One of the biggest cybersecurity breaches to have hit a US financial organization so far, the saga further reinforces why wealth managers need to guard against hackers and ensure that their systems, and HR policies, are fit for purpose to deal with a growing menace.

(Editor’s note: For some time, reports about cyber attacks have prompted thoughts that foreign state actors, such as China and Russia, among others, are at fault. And it is not just foreign agencies that have come under fire: the explosive claims made in 2013 by Edward Snowden about the US National Security Agency have raised concerns about the state’s treatment of private information. Paradoxically, these events have put a spotlight on the need to honor financial privacy at a time when governments have been hunting for beneficial ownership data. Cybersecurity is now a top-line spending and strategy area in the fintech space. See this Charles Schwab study here.)

The saga of how 147 million people were hit in 2017 by the hacking attack on credit rating firm Equifax took another twist yesterday. The US Department of Justice has indicted four members of China’s People’s Liberation Army with the attacks. 

It is one of several attacks that have shaken sectors such as wealth management, forcing cybersecurity up the agenda for organizations such as family offices, advisors, private banks and investment houses. The hackers mostly affected Americans, but reports said that some Canadians and UK persons were also affected.

A federal grand jury in Atlanta returned an indictment last week charging four members of the Chinese People’s Liberation Army (PLA) with hacking into the computer systems of the credit reporting agency Equifax and stealing Americans’ personal data and Equifax’s valuable trade secrets, the DOJ said in a statement on February 10. 

The nine-count indictment alleges that Wu Zhiyong, Wang Qian, Xu Ke and Liu Lei were members of the PLA’s 54th Research Institute, a component of the Chinese military.  

“They allegedly conspired with each other to hack into Equifax’s computer networks, maintain unauthorized access to those computers, and steal sensitive, personally identifiable information of approximately 145 million American victims,” the DOJ’s statement said. 

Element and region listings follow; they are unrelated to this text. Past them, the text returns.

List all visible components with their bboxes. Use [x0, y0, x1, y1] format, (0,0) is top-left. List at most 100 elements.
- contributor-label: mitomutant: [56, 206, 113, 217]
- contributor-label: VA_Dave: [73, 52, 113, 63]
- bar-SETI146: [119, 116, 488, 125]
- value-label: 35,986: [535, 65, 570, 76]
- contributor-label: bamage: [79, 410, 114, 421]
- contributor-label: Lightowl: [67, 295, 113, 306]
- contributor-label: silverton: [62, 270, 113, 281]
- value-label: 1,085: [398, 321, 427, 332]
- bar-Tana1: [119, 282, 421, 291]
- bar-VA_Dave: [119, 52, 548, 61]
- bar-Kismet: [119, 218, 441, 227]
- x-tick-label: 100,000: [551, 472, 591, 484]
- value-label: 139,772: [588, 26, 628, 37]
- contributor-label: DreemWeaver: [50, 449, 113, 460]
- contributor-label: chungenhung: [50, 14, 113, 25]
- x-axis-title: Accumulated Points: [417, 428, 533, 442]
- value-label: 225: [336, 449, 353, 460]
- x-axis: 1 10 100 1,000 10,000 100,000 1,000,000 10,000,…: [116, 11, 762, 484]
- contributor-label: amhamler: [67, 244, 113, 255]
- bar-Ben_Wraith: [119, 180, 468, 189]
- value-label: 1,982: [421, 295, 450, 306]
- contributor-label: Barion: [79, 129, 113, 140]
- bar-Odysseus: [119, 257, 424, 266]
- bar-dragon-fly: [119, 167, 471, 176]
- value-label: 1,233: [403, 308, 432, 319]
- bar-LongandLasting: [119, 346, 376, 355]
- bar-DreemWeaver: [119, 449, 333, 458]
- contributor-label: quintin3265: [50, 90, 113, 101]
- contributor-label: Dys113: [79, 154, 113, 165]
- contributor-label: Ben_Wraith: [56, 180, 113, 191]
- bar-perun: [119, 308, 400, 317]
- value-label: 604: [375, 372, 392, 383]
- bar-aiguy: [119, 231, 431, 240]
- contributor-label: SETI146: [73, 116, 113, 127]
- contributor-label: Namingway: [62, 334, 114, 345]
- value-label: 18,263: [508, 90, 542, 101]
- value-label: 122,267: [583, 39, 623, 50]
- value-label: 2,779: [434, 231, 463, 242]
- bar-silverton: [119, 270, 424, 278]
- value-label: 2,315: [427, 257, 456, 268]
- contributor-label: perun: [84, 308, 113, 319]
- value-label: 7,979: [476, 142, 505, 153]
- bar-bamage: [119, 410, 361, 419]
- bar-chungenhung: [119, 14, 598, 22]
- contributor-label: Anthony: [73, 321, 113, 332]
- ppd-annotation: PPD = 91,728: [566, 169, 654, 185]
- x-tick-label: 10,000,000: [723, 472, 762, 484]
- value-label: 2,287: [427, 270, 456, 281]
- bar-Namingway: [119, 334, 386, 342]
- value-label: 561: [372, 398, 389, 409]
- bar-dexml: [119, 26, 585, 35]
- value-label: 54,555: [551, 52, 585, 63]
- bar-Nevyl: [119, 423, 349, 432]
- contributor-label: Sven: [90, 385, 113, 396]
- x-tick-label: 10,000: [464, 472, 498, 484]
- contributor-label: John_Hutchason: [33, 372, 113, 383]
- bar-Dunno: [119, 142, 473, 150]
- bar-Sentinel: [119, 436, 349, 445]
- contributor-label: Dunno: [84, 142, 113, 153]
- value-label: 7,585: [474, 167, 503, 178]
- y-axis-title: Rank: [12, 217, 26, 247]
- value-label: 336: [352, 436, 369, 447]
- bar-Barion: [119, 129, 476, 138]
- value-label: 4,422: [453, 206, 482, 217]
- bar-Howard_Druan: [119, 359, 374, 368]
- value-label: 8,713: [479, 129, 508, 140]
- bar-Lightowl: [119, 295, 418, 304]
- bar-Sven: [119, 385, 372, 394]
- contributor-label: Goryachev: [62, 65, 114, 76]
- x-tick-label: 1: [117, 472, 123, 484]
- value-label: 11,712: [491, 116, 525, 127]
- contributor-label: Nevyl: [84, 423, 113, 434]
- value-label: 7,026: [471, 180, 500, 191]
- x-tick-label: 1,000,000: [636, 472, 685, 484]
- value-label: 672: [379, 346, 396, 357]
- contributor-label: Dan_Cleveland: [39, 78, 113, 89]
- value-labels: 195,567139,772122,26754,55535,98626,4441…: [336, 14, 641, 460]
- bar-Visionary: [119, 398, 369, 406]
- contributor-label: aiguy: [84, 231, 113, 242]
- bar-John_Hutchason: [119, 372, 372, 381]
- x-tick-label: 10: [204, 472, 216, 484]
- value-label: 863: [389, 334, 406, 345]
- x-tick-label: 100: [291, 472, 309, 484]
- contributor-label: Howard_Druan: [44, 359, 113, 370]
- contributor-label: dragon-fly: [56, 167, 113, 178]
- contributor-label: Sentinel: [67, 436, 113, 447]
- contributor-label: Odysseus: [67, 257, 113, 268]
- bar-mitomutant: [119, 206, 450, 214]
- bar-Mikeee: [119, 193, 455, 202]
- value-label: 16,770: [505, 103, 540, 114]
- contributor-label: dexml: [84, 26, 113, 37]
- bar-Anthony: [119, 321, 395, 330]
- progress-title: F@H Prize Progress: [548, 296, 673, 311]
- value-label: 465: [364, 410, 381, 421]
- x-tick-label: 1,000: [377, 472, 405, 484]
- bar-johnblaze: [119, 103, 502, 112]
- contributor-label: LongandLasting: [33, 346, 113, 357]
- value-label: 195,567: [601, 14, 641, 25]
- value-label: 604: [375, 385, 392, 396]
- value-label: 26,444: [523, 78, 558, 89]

Attacks on other institutions, ranging from JP Morgan through to Germany’s rail network in recent years, have fueled fear of cybercrime. Professional services firm Accenture puts the cost of cybersecurity to the global economy at $5.2 trillion over the next five years.

“This was a deliberate and sweeping intrusion into the private information of the American people,” Attorney General William P Barr, who made the announcement, said. “Today, we hold PLA hackers accountable for their criminal actions, and we remind the Chinese government that we have the capability to remove the internet’s cloak of anonymity and find the hackers that nation repeatedly deploys against us. Unfortunately, the Equifax hack fits a disturbing and unacceptable pattern of state-sponsored computer intrusions and thefts by China and its citizens that have targeted personally identifiable information, trade secrets, and other confidential information.”

Exploiting vulnerability
According to the indictment, the defendants exploited a vulnerability in the Apache Struts Web Framework software used by Equifax’s online dispute portal. They used this access to conduct reconnaissance of Equifax’s online dispute portal and to obtain login credentials that could be used to further navigate Equifax’s network, the statement continued. 

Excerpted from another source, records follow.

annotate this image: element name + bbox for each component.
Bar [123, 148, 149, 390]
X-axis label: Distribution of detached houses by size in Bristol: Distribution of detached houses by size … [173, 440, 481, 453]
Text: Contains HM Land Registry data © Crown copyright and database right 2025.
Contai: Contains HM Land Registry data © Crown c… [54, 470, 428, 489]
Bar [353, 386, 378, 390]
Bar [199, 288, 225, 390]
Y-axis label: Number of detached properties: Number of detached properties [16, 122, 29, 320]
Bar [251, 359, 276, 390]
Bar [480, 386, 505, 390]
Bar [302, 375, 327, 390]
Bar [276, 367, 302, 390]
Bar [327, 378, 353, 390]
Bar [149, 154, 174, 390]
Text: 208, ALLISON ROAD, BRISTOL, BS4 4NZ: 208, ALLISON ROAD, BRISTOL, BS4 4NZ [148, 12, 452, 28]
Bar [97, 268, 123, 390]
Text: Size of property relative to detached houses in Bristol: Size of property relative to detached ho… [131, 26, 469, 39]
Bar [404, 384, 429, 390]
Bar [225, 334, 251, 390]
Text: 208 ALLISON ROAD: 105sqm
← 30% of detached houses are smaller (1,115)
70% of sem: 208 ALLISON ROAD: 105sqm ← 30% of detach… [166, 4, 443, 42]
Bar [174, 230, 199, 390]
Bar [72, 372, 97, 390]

The defendants spent several weeks running queries to identify Equifax’s database structure and searching for sensitive, personally identifiable information within Equifax’s system. Once they accessed files of interest, these people stored the stolen information in temporary output files, compressed and divided the files, and ultimately were able to download and remove data from Equifax’s network to computers outside the US.

In total, the attackers ran approximately 9,000 queries on Equifax’s system, obtaining names, birth dates and social security numbers for nearly half of all American citizens. China has denied the allegations and insisted it does not engage in cyber-theft (source: BBC, other).

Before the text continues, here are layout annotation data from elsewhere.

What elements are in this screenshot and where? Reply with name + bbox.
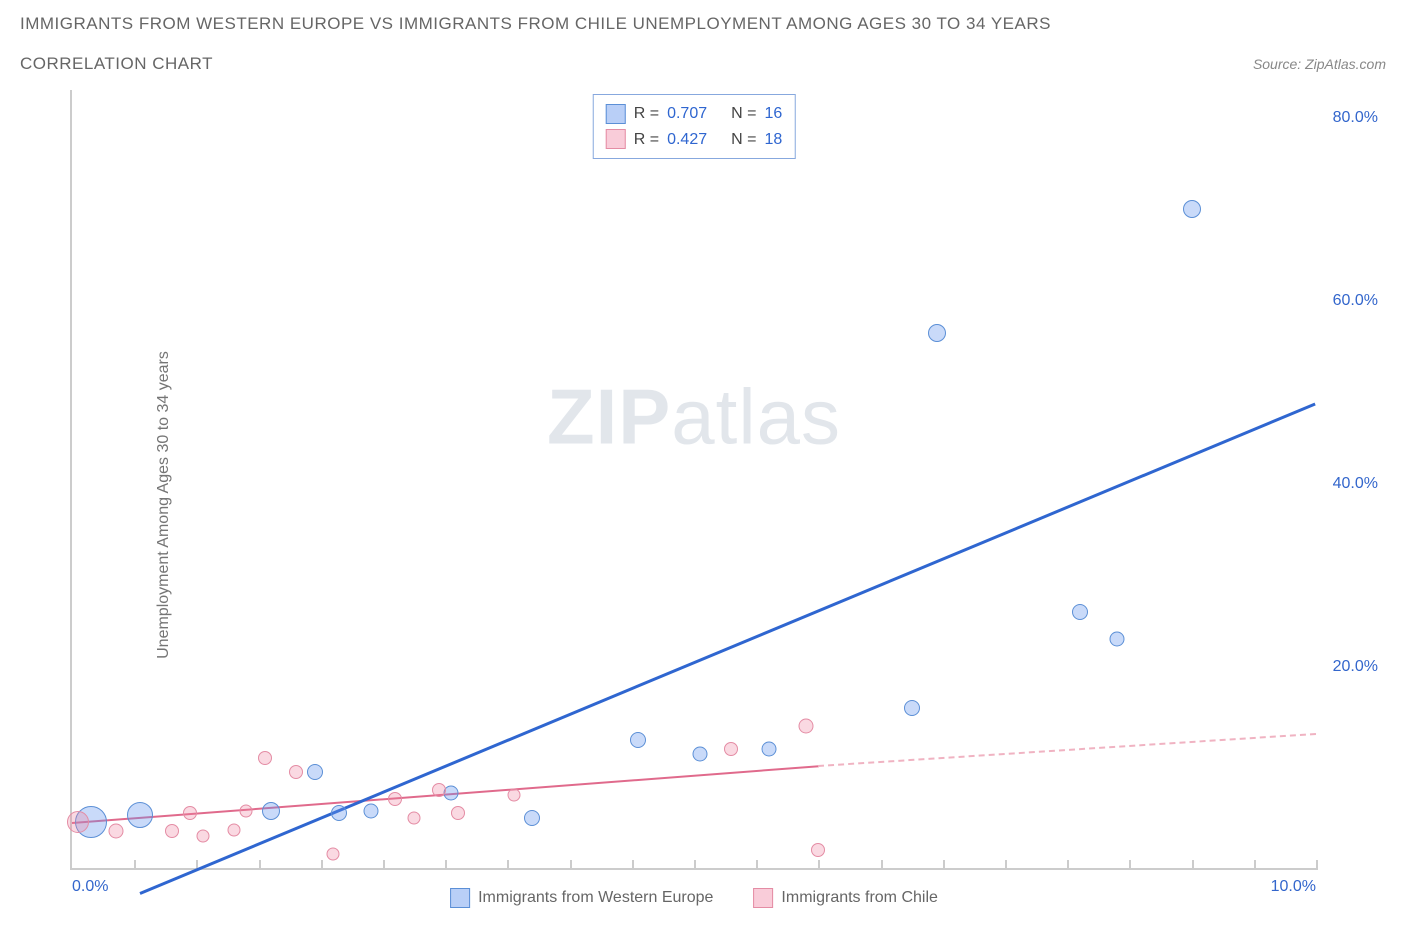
x-tick <box>321 860 323 870</box>
y-tick-label: 60.0% <box>1333 292 1378 310</box>
n-value-pink: 18 <box>764 127 782 153</box>
plot-region: ZIPatlas R = 0.707 N = 16 R = 0.427 N = … <box>70 90 1316 870</box>
data-point-pink <box>165 824 179 838</box>
data-point-pink <box>183 806 197 820</box>
data-point-blue <box>307 764 323 780</box>
trend-line-pink-dash <box>818 733 1316 767</box>
data-point-blue <box>1183 200 1201 218</box>
data-point-pink <box>227 823 240 836</box>
x-tick <box>1129 860 1131 870</box>
data-point-blue <box>630 732 646 748</box>
chart-header: IMMIGRANTS FROM WESTERN EUROPE VS IMMIGR… <box>0 0 1406 74</box>
x-tick <box>694 860 696 870</box>
data-point-pink <box>388 792 402 806</box>
subtitle-row: CORRELATION CHART Source: ZipAtlas.com <box>20 54 1386 74</box>
x-max-label: 10.0% <box>1271 878 1316 896</box>
data-point-blue <box>904 700 920 716</box>
data-point-pink <box>724 742 738 756</box>
chart-title: IMMIGRANTS FROM WESTERN EUROPE VS IMMIGR… <box>20 14 1386 34</box>
data-point-pink <box>507 788 520 801</box>
legend-row-blue: R = 0.707 N = 16 <box>606 101 783 127</box>
data-point-pink <box>108 824 123 839</box>
x-tick <box>445 860 447 870</box>
legend-label-pink: Immigrants from Chile <box>781 889 937 907</box>
data-point-blue <box>331 805 347 821</box>
x-tick <box>1254 860 1256 870</box>
y-tick-label: 40.0% <box>1333 475 1378 493</box>
series-legend: Immigrants from Western Europe Immigrant… <box>450 888 938 908</box>
data-point-pink <box>258 751 272 765</box>
x-tick <box>134 860 136 870</box>
data-point-blue <box>1072 604 1088 620</box>
data-point-pink <box>408 811 421 824</box>
watermark: ZIPatlas <box>547 371 841 462</box>
swatch-blue <box>606 104 626 124</box>
data-point-blue <box>928 324 946 342</box>
data-point-blue <box>363 804 378 819</box>
watermark-right: atlas <box>671 372 841 460</box>
data-point-pink <box>451 806 465 820</box>
x-tick <box>259 860 261 870</box>
chart-subtitle: CORRELATION CHART <box>20 54 213 74</box>
data-point-pink <box>327 848 340 861</box>
x-tick <box>570 860 572 870</box>
x-min-label: 0.0% <box>72 878 108 896</box>
swatch-blue <box>450 888 470 908</box>
legend-item-pink: Immigrants from Chile <box>753 888 937 908</box>
x-tick <box>818 860 820 870</box>
legend-item-blue: Immigrants from Western Europe <box>450 888 713 908</box>
x-tick <box>1192 860 1194 870</box>
chart-area: Unemployment Among Ages 30 to 34 years Z… <box>20 90 1386 920</box>
swatch-pink <box>753 888 773 908</box>
data-point-blue <box>127 802 153 828</box>
x-tick <box>1067 860 1069 870</box>
data-point-blue <box>524 810 540 826</box>
y-tick-label: 20.0% <box>1333 658 1378 676</box>
data-point-pink <box>432 783 446 797</box>
source-credit: Source: ZipAtlas.com <box>1253 56 1386 72</box>
data-point-blue <box>444 785 459 800</box>
data-point-blue <box>693 746 708 761</box>
swatch-pink <box>606 129 626 149</box>
r-label: R = <box>634 127 659 153</box>
r-label: R = <box>634 101 659 127</box>
n-value-blue: 16 <box>764 101 782 127</box>
y-tick-label: 80.0% <box>1333 109 1378 127</box>
x-tick <box>881 860 883 870</box>
x-tick <box>756 860 758 870</box>
correlation-legend: R = 0.707 N = 16 R = 0.427 N = 18 <box>593 94 796 159</box>
data-point-pink <box>811 843 825 857</box>
x-tick <box>943 860 945 870</box>
data-point-pink <box>240 805 253 818</box>
x-tick <box>1005 860 1007 870</box>
data-point-blue <box>1109 632 1124 647</box>
data-point-blue <box>761 742 776 757</box>
legend-label-blue: Immigrants from Western Europe <box>478 889 713 907</box>
x-tick <box>383 860 385 870</box>
legend-row-pink: R = 0.427 N = 18 <box>606 127 783 153</box>
watermark-left: ZIP <box>547 372 671 460</box>
x-tick <box>507 860 509 870</box>
data-point-pink <box>67 811 89 833</box>
data-point-pink <box>196 829 209 842</box>
n-label: N = <box>731 101 756 127</box>
data-point-blue <box>262 802 280 820</box>
n-label: N = <box>731 127 756 153</box>
data-point-pink <box>798 719 813 734</box>
r-value-blue: 0.707 <box>667 101 707 127</box>
data-point-pink <box>289 765 303 779</box>
r-value-pink: 0.427 <box>667 127 707 153</box>
x-tick <box>632 860 634 870</box>
trend-line-blue <box>140 403 1317 895</box>
x-tick <box>1316 860 1318 870</box>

Equifax welcomed the DOJ’s actions and those of the Federal Bureau of Investigation.

"We are grateful to the Justice Department and the FBI for their tireless efforts in determining that the military arm of China was responsible for the cyberattack on Equifax in 2017. It is reassuring that our federal law enforcement agencies treat cybercrime – especially state-sponsored crime – with the seriousness it deserves, and that the Justice Department is committed to pursuing those who target US consumers, businesses and our government. The attack on Equifax was an attack on US consumers as well as the United States,” CEO Mark W Begor said. 

“Cybercrime is one of the greatest threats facing our nation today, and it is an ongoing battle that every company will continue to face as attackers grow more sophisticated. Combating this challenge from well-financed nation-state actors that operate outside the rule of law is increasingly difficult. Fighting this cyberwar will require the type of open cooperation and partnership between government, law enforcement and private business that we have experienced first-hand,” Begor said.

“We are spending an incremental $1.25 billion between 2018 and 2020 on enhanced security and technology as part of our EFX 2020 cloud technology transformation, and we have made tremendous progress toward embedding security into everything we do,” he added.